Elder Benjamin D, Witham Timothy F
Department of Neurosurgery, The Johns Hopkins University School of Medicine, Baltimore, Maryland.
Semin Neurol. 2016 Oct;36(5):456-461. doi: 10.1055/s-0036-1585071. Epub 2016 Sep 23.
Low back pain is highly prevalent, affecting a vast majority of the adult population at some point in their lifetime. Thorough history and physical examination is critically important in evaluating these patients and screening for potentially serious conditions. Imaging should be guided by the history and physical examination, particularly when there is concern for serious conditions and/or a focal neurological deficit present.
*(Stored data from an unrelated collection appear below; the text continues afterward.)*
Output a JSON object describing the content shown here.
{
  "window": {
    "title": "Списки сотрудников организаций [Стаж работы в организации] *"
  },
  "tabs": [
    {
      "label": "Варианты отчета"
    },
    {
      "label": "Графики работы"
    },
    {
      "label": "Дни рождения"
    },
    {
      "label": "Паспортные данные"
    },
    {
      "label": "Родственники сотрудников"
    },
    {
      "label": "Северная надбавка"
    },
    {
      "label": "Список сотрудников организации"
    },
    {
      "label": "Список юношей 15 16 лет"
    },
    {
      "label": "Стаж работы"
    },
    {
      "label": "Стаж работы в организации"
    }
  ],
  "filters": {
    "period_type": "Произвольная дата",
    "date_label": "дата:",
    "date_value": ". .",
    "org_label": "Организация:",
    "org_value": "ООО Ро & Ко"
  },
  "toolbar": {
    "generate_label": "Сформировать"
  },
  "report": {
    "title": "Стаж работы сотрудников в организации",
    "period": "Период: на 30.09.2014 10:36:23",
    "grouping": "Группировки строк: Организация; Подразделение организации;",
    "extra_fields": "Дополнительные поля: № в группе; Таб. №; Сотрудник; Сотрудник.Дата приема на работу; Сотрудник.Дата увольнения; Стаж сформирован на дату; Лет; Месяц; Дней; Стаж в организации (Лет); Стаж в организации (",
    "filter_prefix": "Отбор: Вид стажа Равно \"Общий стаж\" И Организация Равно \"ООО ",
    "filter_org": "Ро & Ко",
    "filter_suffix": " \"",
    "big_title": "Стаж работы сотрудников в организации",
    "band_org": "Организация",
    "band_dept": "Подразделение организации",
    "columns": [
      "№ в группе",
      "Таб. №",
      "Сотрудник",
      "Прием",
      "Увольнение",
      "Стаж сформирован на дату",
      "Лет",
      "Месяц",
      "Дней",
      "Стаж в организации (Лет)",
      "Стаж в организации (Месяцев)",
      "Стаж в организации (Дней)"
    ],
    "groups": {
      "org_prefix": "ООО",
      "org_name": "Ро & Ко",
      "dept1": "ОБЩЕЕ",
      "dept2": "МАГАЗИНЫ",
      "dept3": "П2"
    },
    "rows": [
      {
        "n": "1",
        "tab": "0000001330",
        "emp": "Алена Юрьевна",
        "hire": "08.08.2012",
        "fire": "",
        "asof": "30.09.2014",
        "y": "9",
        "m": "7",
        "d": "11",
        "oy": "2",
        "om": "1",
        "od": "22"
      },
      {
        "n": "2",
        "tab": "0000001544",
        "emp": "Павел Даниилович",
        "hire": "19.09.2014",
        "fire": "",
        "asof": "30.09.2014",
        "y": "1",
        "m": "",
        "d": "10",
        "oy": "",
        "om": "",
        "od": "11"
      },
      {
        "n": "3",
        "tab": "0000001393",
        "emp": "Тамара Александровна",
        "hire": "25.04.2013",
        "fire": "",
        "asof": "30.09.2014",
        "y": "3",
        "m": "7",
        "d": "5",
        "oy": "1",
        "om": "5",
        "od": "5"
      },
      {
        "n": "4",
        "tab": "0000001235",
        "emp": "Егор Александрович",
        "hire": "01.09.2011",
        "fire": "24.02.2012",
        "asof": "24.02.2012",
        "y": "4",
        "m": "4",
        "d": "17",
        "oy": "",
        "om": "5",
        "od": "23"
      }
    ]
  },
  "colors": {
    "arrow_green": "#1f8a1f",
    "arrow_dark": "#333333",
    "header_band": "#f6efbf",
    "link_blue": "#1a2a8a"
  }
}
Adequate treatment of patients with low back pain often requires a multidisciplinary approach, involving several medical specialties. Patients with acute axial low back pain typically have a favorable prognosis with resolution over 4 weeks, regardless of treatment. However, patients with chronic low back pain should be transitioned to pain management strategies with multidisciplinary care, in order to maximize function and limit disability. Referral to a spine surgeon is indicated urgently for a severe, progressive neurological deficit, particularly new motor weakness or cauda equina syndrome, and can be done electively for patients with degenerative disorders without a focal deficit.
腰痛非常普遍,在一生中的某个阶段影响着绝大多数成年人。全面的病史和体格检查对于评估这些患者以及筛查潜在的严重疾病至关重要。影像学检查应根据病史和体格检查来指导,特别是当担心存在严重疾病和/或存在局灶性神经功能缺损时。腰痛患者的充分治疗通常需要多学科方法,涉及多个医学专业。急性轴性腰痛患者通常预后良好,无论治疗如何,4周内即可缓解。然而,慢性腰痛患者应转向多学科护理的疼痛管理策略,以最大限度地提高功能并限制残疾。对于严重的、进行性神经功能缺损,特别是新出现的运动无力或马尾综合征,应紧急转诊至脊柱外科医生,对于无局灶性缺损的退行性疾病患者,可选择性转诊。